NEW YORK’S FIRST AFRICAN AMERICAN MAYOR
David Dinkins, who broke barriers as New York City’s first African American mayor but was doomed to a single term by a soaring murder rate and stubborn unemployment, has died. He was 93.
Dinkins’ death Monday was confirmed by his assistant at Columbia University, where he taught after leaving office, and by Mayor Bill de Blasio, his onetime staffer. His death came just weeks after the death of his wife, Joyce, who died in October at the age of 89.
Dinkins, a calm and courtly figure with a penchant for tennis and formal wear, was a dramatic shift from both his predecessor, Ed Koch, and his successor, Rudy Giuliani — two combative and often abrasive politicians.
In his inaugural address, he spoke lovingly of New
York as a “gorgeous mosaic of race and religious faith, of national origin and sexual orientation, of individuals whose families arrived yesterday and generations ago, coming through Ellis Island or Kennedy Airport or on buses bound for the Port Authority.”
But the city he inherited had an ugly side, too.
AIDS, guns and crack cocaine killed thousands of people each year. Unemployment soared. Homelessness was rampant. The city faced a $1.5 billion budget deficit.
Dinkins’ low-key approach quickly came to be perceived as a f law. Critics said he was too soft and too slow.
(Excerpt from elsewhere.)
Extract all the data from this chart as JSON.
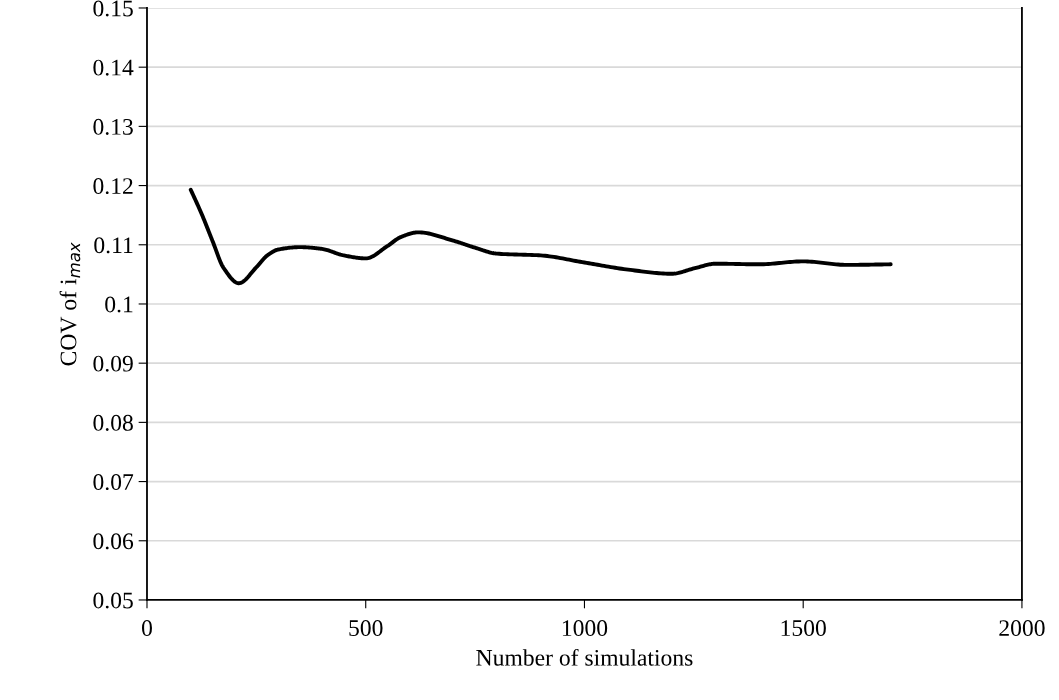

“Dave, Do Something!” screamed one New York Post headline in 1990, Dinkins’ first year in office.
Dinkins did a lot at City Hall. He raised taxes to hire thousands of police officers.
He spent billions of dollars revitalizing neglected housing. His administration got Disney to invest in the cleanup of then-seedy Times Square.
Dinkins, a Democrat, didn’t get fast enough results from his efforts, though, to earn a second term.
After beating Giuliani by only 47,000 votes out of 1.75 million cast in 1989, Dinkins lost a rematch by roughly the same margin in 1993.